Ma il tempo sta scadendo. Per il consigliere amministrativo della città Alfonso Gomez, i poteri pubblici devono “investire” di più. Questa è l’unica soluzione se Ginevra intende mantenere “una stampa seria e indipendente”. In assenza di Nathalie Fontanet, invitata ma impossibilitata a venire, l’ambientalista si è ritrovato un po’ solo durante il dibattito. Nella sala erano presenti alcuni politici, ma erano quasi esclusivamente di sinistra.
Il direttore di Médias Suisses, che riunisce gli editori francofoni, Stéphane Estival ricorda che un progetto volto ad aumentare gli aiuti indiretti da 30 a 45 milioni di franchi all’anno (in particolare la distribuzione postale) è attualmente all’esame del Parlamento federale. “Una boa di ossigeno” – purché venga votata.
Un “tabù politico assoluto”
E poi ci sarebbero gli aiuti diretti. Un «taboo politico assoluto» in Svizzera, che Philippe Bach ha lavorato per demistificare. Altri paesi, come i scandinavi, lo utilizzano e l’indipendenza delle testate non è compromessa, osserva il caporedattore di “Courrier”. Possono essere installati dispositivi di sigillatura. “In Francia non è Emmanuel Macron a dire dove vanno i soldi”, sottolinea.

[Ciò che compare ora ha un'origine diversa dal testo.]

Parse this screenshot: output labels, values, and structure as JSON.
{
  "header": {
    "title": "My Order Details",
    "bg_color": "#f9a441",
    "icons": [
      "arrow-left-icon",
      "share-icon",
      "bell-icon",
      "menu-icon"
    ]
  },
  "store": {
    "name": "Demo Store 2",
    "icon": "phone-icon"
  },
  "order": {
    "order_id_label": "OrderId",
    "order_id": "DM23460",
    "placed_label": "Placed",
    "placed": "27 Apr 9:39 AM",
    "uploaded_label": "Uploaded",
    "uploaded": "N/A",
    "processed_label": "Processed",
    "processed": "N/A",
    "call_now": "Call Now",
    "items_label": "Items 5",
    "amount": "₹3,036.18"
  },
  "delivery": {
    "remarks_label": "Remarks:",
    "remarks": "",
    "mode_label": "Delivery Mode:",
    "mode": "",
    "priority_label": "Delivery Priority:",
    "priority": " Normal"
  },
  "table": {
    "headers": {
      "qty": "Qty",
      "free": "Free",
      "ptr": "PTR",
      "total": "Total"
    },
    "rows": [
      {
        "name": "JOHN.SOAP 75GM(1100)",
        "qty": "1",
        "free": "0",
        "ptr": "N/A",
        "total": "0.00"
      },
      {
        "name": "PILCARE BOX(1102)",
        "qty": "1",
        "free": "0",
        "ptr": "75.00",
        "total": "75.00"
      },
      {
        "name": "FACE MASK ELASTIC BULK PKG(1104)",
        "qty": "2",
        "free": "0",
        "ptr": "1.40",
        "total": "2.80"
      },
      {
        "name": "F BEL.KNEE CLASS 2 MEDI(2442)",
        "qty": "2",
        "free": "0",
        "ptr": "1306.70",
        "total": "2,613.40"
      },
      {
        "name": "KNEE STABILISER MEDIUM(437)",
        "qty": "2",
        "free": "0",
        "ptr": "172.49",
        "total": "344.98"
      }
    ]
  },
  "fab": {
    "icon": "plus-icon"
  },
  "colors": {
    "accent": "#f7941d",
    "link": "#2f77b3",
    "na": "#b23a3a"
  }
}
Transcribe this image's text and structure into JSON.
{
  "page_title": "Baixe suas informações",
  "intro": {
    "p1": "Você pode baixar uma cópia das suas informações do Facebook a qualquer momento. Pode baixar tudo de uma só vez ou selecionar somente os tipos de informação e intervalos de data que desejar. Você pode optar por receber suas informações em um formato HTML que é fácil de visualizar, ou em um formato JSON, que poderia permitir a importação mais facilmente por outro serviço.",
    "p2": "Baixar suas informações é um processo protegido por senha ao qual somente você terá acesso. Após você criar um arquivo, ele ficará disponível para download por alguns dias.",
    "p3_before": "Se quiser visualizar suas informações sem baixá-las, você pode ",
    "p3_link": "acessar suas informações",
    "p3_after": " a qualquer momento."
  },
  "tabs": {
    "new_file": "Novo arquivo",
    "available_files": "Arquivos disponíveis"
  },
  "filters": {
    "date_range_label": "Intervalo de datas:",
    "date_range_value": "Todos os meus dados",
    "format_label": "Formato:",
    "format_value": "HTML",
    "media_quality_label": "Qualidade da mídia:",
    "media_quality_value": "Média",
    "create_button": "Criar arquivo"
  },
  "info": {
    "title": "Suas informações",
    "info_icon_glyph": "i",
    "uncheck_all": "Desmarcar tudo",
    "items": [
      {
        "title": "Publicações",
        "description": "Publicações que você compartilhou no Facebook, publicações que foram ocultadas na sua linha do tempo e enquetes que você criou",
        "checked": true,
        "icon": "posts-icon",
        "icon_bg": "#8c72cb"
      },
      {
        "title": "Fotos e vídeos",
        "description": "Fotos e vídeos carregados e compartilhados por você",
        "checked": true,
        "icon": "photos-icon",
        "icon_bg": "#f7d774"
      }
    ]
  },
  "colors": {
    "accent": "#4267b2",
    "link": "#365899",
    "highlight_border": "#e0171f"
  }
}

Una fondazione di diritto pubblico, per così dire propone il Partito socialistaè probabile che generi sostegno? Forse, ma non si tratta di aiutare un gruppo che paga dividendi. Il che esclude Tamedia. “È una contraddizione ignorare un simile attore se si considera che la “Tribuna” svolge un servizio pubblico e deve essere sostenuta”, constata Serge Gumy, direttore del St-Paul Médias, a Friburgo.
Una fondazione potrebbe anche aiutare con il lancio di un nuovo media. Rocco Zacheo, futuro ex giornalista culturale del “Tribune”, dice che molti se lo sognano nel loro angolo, soprattutto tra gli ex giornalisti.
Zurigo, Losanna e basta
“I giornalisti di talento, che non sono minacciati dal licenziamento, scelgono di lasciare la professione. È un grosso problema”, riconosce Frédéric Julliard. Una quindicina negli ultimi cinque anni a Ginevra. Tra il pubblico, un relatore evoca un’“ecatombe” all’interno della sezione culturale de La Julie, che presto avrà un solo collaboratore.

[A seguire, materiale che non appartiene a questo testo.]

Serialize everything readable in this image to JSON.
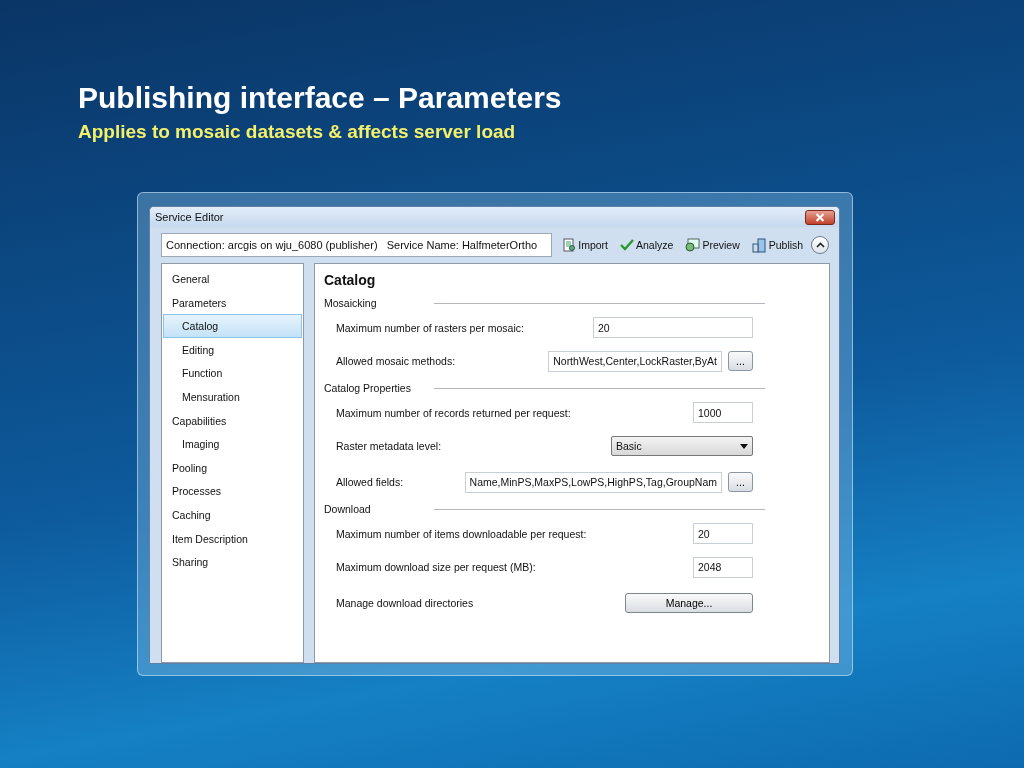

Serge Gumy ritiene che spetti alla professione fornire “soluzioni”. Quando il suo gruppo ha cercato di ottenere un aiuto diretto per la transizione digitale, è stato rifiutato. D’altro canto è riuscito a convincere lo Stato di Friburgo a partecipare al finanziamento della metà dell’abbonamento all’agenzia Keystone-ATS. Abbastanza per liberare fondi per assumere un giornalista a “La Liberté”.
St-Paul conta come azionisti di minoranza due società locali, la Banque Cantonale de Fribourg e il Groupe E, l’equivalente della SIG nel cantone. “Il grande vantaggio è che il centro decisionale resta a Friburgo”, riferisce Serge Gumy. Ammette piccoli svantaggi, come il fatto che alcuni lettori li classifichino come “proeoliani”.
Se non si farà nulla alla fine del lago, il Paese racconterà solo la sua storia “da Losanna e Zurigo”, anticipa Serge Gumy. “Se le autorità vogliono che la narrativa ginevrina persista, è adesso che sta accadendo”.